Turning to the reasons for applying for the order, the father, to his credit, has virtually repeated when questioned by Mr Crawford [solicitor for the mother] what he told the Family Court Welfare Officer. He wants to be provided with information. He told them he wants the children to know him and know who he is, to know that he is their father. He wants to see that the right choices are made and decisions are made to see that they get the best."

15

The judge then came to the conclusion that:

"But after taking into account s.1 and considering the three matters that I have to consider, sadly I have to say that at this stage it would not be right for me to make a parental responsibility order, because of the father's particular circumstances. I think the right order would be to make no order in respect of that application.

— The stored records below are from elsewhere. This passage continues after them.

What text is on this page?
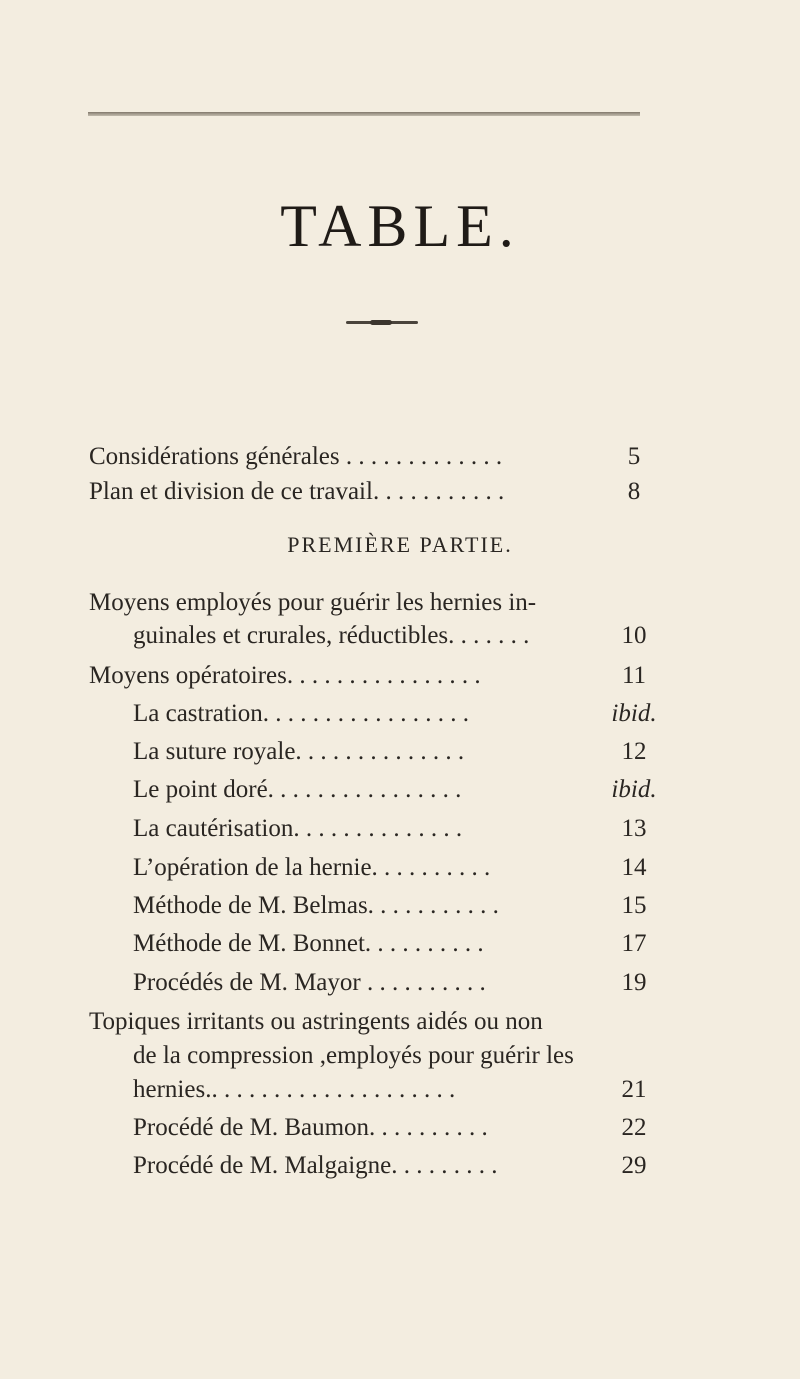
TABLE.
Considérations générales . . . . . . . . . . . . .	5
Plan et division de ce travail. . . . . . . . . . .	8
PREMIÈRE PARTIE.
Moyens employés pour guérir les hernies in-
guinales et crurales, réductibles. . . . . . .	10
Moyens opératoires. . . . . . . . . . . . . . . .	11
La castration. . . . . . . . . . . . . . . . .	ibid.
La suture royale. . . . . . . . . . . . . .	12
Le point doré. . . . . . . . . . . . . . . .	ibid.
La cautérisation. . . . . . . . . . . . . .	13
L’opération de la hernie. . . . . . . . . .	14
Méthode de M. Belmas. . . . . . . . . . .	15
Méthode de M. Bonnet. . . . . . . . . .	17
Procédés de M. Mayor . . . . . . . . . .	19
Topiques irritants ou astringents aidés ou non
de la compression ,employés pour guérir les
hernies.. . . . . . . . . . . . . . . . . . . .	21
Procédé de M. Baumon. . . . . . . . . .	22
Procédé de M. Malgaigne. . . . . . . . .	29
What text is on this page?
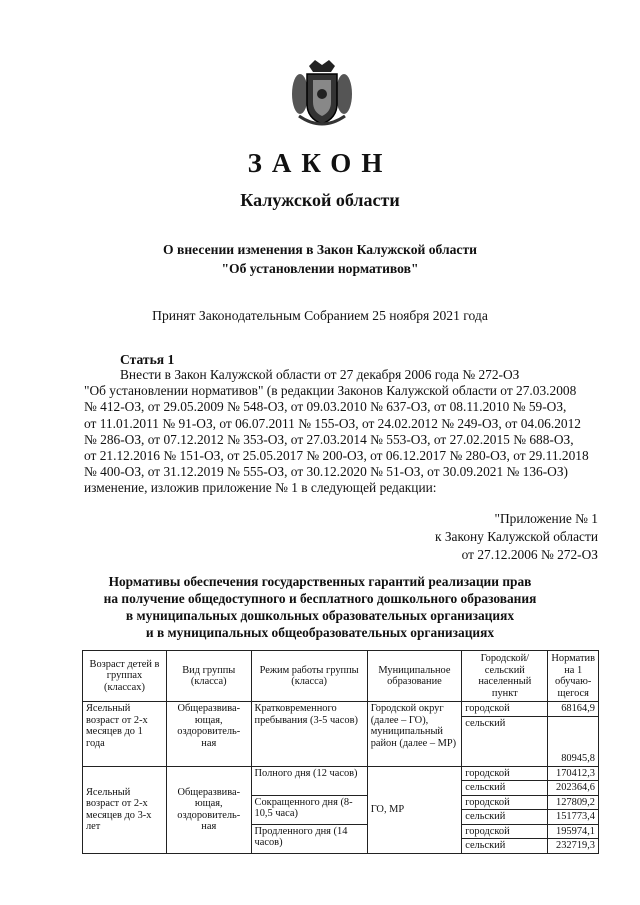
ЗАКОН
Калужской области
О внесении изменения в Закон Калужской области
"Об установлении нормативов"
Принят Законодательным Собранием 25 ноября 2021 года
Статья 1
Внести в Закон Калужской области от 27 декабря 2006 года № 272-ОЗ
"Об установлении нормативов" (в редакции Законов Калужской области от 27.03.2008
№ 412-ОЗ, от 29.05.2009 № 548-ОЗ, от 09.03.2010 № 637-ОЗ, от 08.11.2010 № 59-ОЗ,
от 11.01.2011 № 91-ОЗ, от 06.07.2011 № 155-ОЗ, от 24.02.2012 № 249-ОЗ, от 04.06.2012
№ 286-ОЗ, от 07.12.2012 № 353-ОЗ, от 27.03.2014 № 553-ОЗ, от 27.02.2015 № 688-ОЗ,
от 21.12.2016 № 151-ОЗ, от 25.05.2017 № 200-ОЗ, от 06.12.2017 № 280-ОЗ, от 29.11.2018
№ 400-ОЗ, от 31.12.2019 № 555-ОЗ, от 30.12.2020 № 51-ОЗ, от 30.09.2021 № 136-ОЗ)
изменение, изложив приложение № 1 в следующей редакции:
"Приложение № 1
к Закону Калужской области
от 27.12.2006 № 272-ОЗ
Нормативы обеспечения государственных гарантий реализации прав
на получение общедоступного и бесплатного дошкольного образования
в муниципальных дошкольных образовательных организациях
и в муниципальных общеобразовательных организациях
Возраст детей в группах (классах)	Вид группы (класса)	Режим работы группы (класса)	Муниципальное образование	Городской/ сельский населенный пункт	Норматив на 1 обучаю-щегося
Ясельный возраст от 2-х месяцев до 1 года	Общеразвива-ющая, оздоровитель-ная	Кратковременного пребывания (3-5 часов)	Городской округ (далее – ГО), муниципальный район (далее – МР)	городской	68164,9
				сельский	80945,8
Ясельный возраст от 2-х месяцев до 3-х лет	Общеразвива-ющая, оздоровитель-ная	Полного дня (12 часов)	ГО, МР	городской	170412,3
				сельский	202364,6
		Сокращенного дня (8-10,5 часа)		городской	127809,2
				сельский	151773,4
		Продленного дня (14 часов)		городской	195974,1
				сельский	232719,3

Of course I agree with [the mother's solicitor] that the application can be renewed if the father is moved elsewhere. If he does obtain his liberty early on, well then, of course, he is entitled to renew it."

16

Mr Batchelor attacks that judgment in the most moderate and therefore persuasive way. I pay tribute to his submissions. He submits generally that the thrust of the authorities which I have cited, and in Re: C (Minors) (Parental Rights) [1992] 1 FLR 30, is such as to set a low hurdle for the success of the unmarried father and this judge has erred in raising the hurdle to a fence of a Bechers Brook proportion. I understand that submission and I see the attractive force of it, but it does need to be more carefully analysed. Here the learned judge applied himself to the standard tests and concentrated to a large extent upon commitment and attachment.

17

In viewing the father's commitment, he took into account that...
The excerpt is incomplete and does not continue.